Penafsiran yang demikian ini jelas mengandung ketidakbenaran, dan jauh dari tuntutan reformasi yang
menuntut adanya transparansi. Cara yang terbaik dan aman adalah dengan menetapkannya di dalam
Peraturan Pelaksanaan atau melakukan revisi terhadap Undang-Undang. Dengan demikian ada dasar
bagi pengurus untuk mendapatkan gaji tanpa melanggar hukum. Hanya saja gaji seorang pengurus tidak
lebih besar dari gaji seseorang yang bekerja pada badan hukum lain di luar Yayasan yang mempunyai
kedudukan yang sama.

Dalam Pasal 5 UUY No. 28 Tahun 2004 mengatur bahwa, kekayaan yayasan dialarang dialihkan atau
dibagikan secara langsung atau tidak lagi baik dalam bentuk gaji, upah, maupun honorarium, atau bentuk
lain yang dapat dinilai dengan uang kepada Pembina, Pengurus, dan Pengawas. Pengecualian diberikan
kepada Pengurus, bahwa seorang pengurus dapat menerima gaji, upah, atau honorarium dengan syarat:

1. Bukan pendiri Yayasan dan tidak terafiliasi dengan Pendiri, Pembina, dan Pengawas;
2. Melaksanakan kepengurusan Yayasan secara langsung dan penuh;
3. Ditetapkan oleh Pembina, dan disesuaikan dengan kemampuan kekayaan Yayasan.

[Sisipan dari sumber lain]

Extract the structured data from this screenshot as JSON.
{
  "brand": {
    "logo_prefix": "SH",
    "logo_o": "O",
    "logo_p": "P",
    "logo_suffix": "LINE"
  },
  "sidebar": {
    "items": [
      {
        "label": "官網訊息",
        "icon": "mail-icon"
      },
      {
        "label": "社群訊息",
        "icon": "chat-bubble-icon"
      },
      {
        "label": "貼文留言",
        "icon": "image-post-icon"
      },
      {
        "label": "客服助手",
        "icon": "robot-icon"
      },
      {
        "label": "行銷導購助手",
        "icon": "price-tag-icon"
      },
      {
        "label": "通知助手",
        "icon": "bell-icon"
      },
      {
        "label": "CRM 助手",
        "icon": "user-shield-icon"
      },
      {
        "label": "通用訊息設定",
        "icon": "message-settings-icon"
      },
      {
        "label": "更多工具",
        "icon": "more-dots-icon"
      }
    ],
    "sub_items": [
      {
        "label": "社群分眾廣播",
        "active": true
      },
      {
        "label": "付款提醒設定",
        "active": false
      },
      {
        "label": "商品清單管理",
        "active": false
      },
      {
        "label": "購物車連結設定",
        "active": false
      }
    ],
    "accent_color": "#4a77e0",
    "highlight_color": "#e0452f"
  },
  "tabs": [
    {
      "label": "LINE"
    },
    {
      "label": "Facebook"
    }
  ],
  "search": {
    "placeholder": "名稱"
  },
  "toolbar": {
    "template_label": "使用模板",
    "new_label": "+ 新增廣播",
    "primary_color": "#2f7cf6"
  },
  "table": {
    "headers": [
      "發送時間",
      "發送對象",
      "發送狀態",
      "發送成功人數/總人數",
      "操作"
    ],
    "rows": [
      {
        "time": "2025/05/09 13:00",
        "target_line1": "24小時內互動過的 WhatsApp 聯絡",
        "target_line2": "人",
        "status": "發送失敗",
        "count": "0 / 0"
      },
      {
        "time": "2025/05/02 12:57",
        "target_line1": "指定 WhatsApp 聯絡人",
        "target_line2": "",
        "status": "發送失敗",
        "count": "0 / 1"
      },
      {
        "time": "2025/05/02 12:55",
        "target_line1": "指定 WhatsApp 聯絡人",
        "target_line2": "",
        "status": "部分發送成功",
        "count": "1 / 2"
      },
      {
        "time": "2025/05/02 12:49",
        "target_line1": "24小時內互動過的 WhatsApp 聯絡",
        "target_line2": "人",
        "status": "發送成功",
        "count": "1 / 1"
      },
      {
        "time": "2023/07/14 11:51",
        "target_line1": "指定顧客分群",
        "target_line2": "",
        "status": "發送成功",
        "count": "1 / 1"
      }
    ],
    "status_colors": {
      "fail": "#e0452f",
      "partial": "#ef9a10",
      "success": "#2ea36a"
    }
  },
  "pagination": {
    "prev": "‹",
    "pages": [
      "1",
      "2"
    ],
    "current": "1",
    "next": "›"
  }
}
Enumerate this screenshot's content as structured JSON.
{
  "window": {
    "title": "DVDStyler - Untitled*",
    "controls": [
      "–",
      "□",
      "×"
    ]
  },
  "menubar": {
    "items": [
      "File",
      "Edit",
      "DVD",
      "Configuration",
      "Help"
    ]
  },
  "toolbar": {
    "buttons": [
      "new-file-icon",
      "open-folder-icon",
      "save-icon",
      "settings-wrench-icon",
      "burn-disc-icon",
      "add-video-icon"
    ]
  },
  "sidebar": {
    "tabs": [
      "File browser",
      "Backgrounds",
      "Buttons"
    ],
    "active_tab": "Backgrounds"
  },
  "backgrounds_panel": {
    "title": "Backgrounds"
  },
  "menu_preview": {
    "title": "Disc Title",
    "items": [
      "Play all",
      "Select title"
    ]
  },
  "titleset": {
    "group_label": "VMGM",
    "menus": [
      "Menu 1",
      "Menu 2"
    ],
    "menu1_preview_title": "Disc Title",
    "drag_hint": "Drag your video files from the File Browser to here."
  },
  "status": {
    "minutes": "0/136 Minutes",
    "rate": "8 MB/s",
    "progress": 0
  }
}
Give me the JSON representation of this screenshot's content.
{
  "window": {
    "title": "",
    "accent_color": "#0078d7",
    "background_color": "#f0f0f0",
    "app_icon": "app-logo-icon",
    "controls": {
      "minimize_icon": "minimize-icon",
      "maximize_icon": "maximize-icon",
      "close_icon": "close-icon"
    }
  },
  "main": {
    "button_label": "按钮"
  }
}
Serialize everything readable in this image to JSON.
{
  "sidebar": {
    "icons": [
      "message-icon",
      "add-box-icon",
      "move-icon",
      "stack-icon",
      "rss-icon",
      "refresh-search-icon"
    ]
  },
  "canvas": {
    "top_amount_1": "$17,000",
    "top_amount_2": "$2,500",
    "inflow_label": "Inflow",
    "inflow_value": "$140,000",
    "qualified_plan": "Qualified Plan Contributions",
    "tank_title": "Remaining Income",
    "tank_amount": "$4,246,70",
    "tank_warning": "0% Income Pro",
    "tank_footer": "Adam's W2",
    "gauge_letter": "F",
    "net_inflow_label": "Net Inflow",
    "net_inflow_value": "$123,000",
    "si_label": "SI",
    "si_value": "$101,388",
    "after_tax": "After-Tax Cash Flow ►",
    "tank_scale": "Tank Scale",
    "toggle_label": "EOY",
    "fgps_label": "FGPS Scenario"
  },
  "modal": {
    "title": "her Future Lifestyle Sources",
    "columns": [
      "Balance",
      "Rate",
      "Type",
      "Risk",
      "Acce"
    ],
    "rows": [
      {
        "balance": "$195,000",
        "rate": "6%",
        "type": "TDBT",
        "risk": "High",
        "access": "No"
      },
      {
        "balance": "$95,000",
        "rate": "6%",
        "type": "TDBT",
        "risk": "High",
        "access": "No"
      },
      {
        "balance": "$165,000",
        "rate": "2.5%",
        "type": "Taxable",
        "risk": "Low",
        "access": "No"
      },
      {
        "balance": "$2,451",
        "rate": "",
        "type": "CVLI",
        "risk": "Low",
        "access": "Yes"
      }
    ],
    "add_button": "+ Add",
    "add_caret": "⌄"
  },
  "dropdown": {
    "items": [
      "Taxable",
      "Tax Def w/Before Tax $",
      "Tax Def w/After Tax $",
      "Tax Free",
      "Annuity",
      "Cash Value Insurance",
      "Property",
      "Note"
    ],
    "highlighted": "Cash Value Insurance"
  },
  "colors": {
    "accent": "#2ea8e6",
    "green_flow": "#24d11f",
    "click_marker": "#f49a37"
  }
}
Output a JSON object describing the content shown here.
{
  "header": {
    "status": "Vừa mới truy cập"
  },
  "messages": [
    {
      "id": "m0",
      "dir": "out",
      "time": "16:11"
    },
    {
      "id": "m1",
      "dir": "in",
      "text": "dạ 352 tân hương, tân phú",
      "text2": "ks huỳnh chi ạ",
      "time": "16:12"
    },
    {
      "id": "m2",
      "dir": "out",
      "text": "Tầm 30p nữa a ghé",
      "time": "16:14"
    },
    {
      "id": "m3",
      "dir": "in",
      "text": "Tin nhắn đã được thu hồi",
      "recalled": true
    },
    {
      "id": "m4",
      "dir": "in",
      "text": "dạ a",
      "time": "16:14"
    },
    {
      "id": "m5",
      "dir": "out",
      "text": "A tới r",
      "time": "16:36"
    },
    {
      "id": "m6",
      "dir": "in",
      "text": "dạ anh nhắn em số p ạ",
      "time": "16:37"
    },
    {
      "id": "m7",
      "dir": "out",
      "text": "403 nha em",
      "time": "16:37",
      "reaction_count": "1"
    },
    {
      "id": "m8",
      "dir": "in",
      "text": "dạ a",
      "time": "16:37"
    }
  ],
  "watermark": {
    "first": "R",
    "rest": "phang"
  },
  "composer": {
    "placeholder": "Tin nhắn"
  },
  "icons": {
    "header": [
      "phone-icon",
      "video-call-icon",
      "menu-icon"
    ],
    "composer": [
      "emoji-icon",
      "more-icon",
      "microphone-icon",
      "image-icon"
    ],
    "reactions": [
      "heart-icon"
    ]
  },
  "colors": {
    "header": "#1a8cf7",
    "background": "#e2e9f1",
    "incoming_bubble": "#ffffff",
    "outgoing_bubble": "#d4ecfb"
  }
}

Dengan demikian seorang pengurus dapat saja memperoleh gaji dengan syarat yang sangat ketat
seperti; pengurus bukanlah pendiri, serta berekrja secara langsung dan penuh, serta besarnya ditentukan
oleh Pembina. Dengan demikian satu-satunya organ yang dapat memperoleh gaji hanyalah pengurus,
sedang Pembina dan pengawas tidak dapat memperoleh gaji.